“El
Reino de los cielos es semejante a un rey que preparó un banquete de bodas para
su hijo” (Mt 22, 1-14). Para comprender
la parábola, hay que reemplazar sus elementos naturales por elementos
sobrenaturales. Así, el rey es Dios Padre; el banquete de bodas para su hijo es
la Santa Misa, en donde se sirve un manjar celestial: Carne del Cordero de
Dios, Pan de Vida eterna y Vino de la Alianza Nueva y Eterna; las bodas que se
celebran son la unión, en la Persona divina del Hijo de Dios, de la naturaleza
divina con la naturaleza humana de Jesús de Nazareth; los invitados son el
Pueblo Elegido, que rechaza al Mesías y lo crucifica; los nuevos invitados son
los bautizados en la Iglesia Católica, que por el Bautismo sacramental
conforman el Nuevo Pueblo Elegido; por último, hay un detalle que no puede
pasar inadvertido y es el invitado que no lleva traje de fiesta: es un
bautizado que murió sin la gracia santificante, es decir, en pecado mortal y
por ese motivo no lleva el hábito celestial con el que serán revestidos los
hijos de Dios en el Reino de los cielos, la gracia santificante, que en la otra
vida es gloria divina: puesto que no tiene la gracia, no puede ingresar en el
Reino de los cielos y es condenado, porque el rey –que es Dios Padre- les dice que
“lo arrojen a las tinieblas, en donde será el llanto y el rechinar de dientes”

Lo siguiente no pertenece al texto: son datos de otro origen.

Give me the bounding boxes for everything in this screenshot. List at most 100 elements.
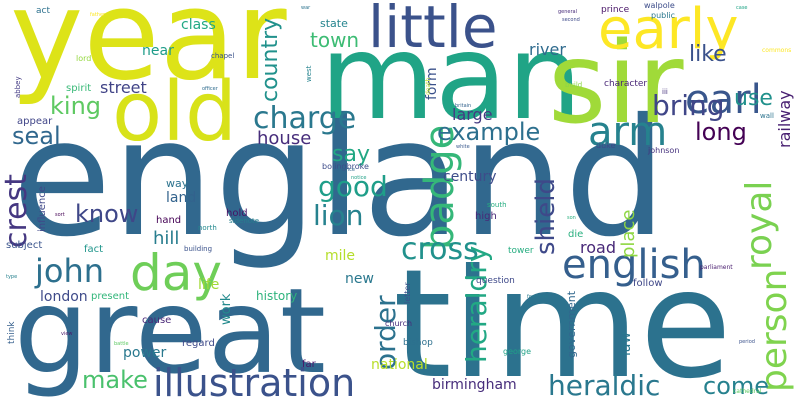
word-history: history [256,289,298,303]
word-john: john [35,252,105,290]
word-new: new [345,271,374,287]
word-land: land [166,190,197,206]
word-johnson: johnson [648,146,680,155]
word-crest: crest [0,173,34,248]
word-old: old [112,65,238,160]
word-fact: fact [84,244,104,255]
word-cathedral: cathedral [733,388,762,395]
word-sidenote: sidenote [229,217,260,225]
word-think: think [7,321,17,344]
word-father: father [90,12,106,18]
word-wall: wall [760,112,774,120]
word-mile: mile [325,248,356,264]
word-power: power [123,345,167,361]
word-act: act [36,6,50,16]
word-west: west [305,65,313,82]
word-london: london [40,289,88,305]
word-iii: iii [662,88,668,96]
word-son: son [567,215,576,221]
word-footnote: footnote [527,294,549,300]
word-bring: bring [652,89,725,122]
word-railway: railway [775,90,794,148]
word-royal: royal [739,180,780,270]
word-building: building [184,245,213,253]
word-character: character [604,79,648,89]
word-hill: hill [153,228,180,249]
word-man: man [320,8,583,146]
word-walpole: walpole [644,1,675,10]
word-white: white [456,144,470,150]
word-charge: charge [253,101,357,136]
word-century: century [443,169,497,185]
word-letter: letter [403,282,412,304]
word-regard: regard [182,338,215,349]
word-arm: arm [588,109,668,155]
word-sort: sort [55,212,65,218]
word-street: street [100,78,147,97]
word-death: death [425,77,432,95]
word-george: george [503,347,532,356]
word-notice: notice [351,175,367,181]
word-good: good [318,170,388,203]
word-town: town [310,28,360,52]
word-view: view [61,331,73,337]
word-great: great [14,262,326,400]
word-government: government [565,290,578,358]
word-river: river [529,40,566,59]
word-south: south [487,201,507,209]
word-king: king [50,92,102,120]
word-cross: cross [401,232,479,267]
word-cause: cause [142,315,172,326]
word-lion: lion [313,199,364,232]
word-case: case [736,5,748,11]
word-example: example [437,118,541,146]
word-duke: duke [596,141,616,150]
word-class: class [181,17,216,33]
word-build: build [565,81,583,89]
word-high: high [475,211,497,222]
word-officer: officer [202,86,218,92]
word-road: road [580,238,616,257]
word-abbey: abbey [14,76,22,98]
word-law: law [618,332,634,356]
word-heraldic: heraldic [548,369,661,400]
word-hand: hand [156,215,182,226]
word-work: work [219,293,234,325]
word-house: house [257,128,312,149]
word-battle: battle [114,341,129,347]
word-follow: follow [633,278,663,289]
word-english: english [562,242,706,288]
word-lord: lord [76,54,92,63]
word-national: national [371,357,428,373]
word-hold: hold [226,208,248,219]
word-little: little [368,0,498,61]
word-day: day [130,244,222,302]
word-sir: sir [548,19,684,149]
word-know: know [75,200,139,228]
word-state: state [320,17,348,30]
word-prince: prince [601,5,630,15]
word-tower: tower [508,246,534,256]
word-way: way [166,177,189,190]
word-make: make [82,366,148,394]
word-public: public [651,11,676,20]
word-question: question [476,276,515,286]
word-influence: influence [37,186,48,232]
word-like: like [689,42,727,67]
word-die: die [568,229,584,240]
word-spirit: spirit [66,83,92,94]
word-appear: appear [17,116,53,127]
word-near: near [142,43,174,59]
word-illustration: illustration [153,361,356,400]
word-north: north [198,224,217,232]
word-earl: earl [685,77,762,123]
word-life: life [198,277,220,293]
word-present: present [91,291,130,302]
word-country: country [258,17,283,102]
word-birmingham: birmingham [432,377,517,393]
word-service: service [337,167,355,173]
word-britain: britain [455,103,472,109]
word-chapel: chapel [211,52,235,60]
word-england: england [12,85,667,273]
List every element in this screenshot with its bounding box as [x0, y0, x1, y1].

y ese lugar de tinieblas y de dolor no es otro que el Infierno, el Reino de las
tinieblas.
“El
Reino de los cielos es semejante a un rey que preparó un banquete de bodas para
su hijo”. Al recibir el Bautismo, somos invitados a ser partícipes del Reino de
los cielos, pero nadie entrará al Reino de Dios por la fuerza; quienes rechacen
su gracia santificante, otorgada por los Sacramentos y muere en ese estado,
inevitablemente será arrojado al Reino de las tinieblas, el Infierno.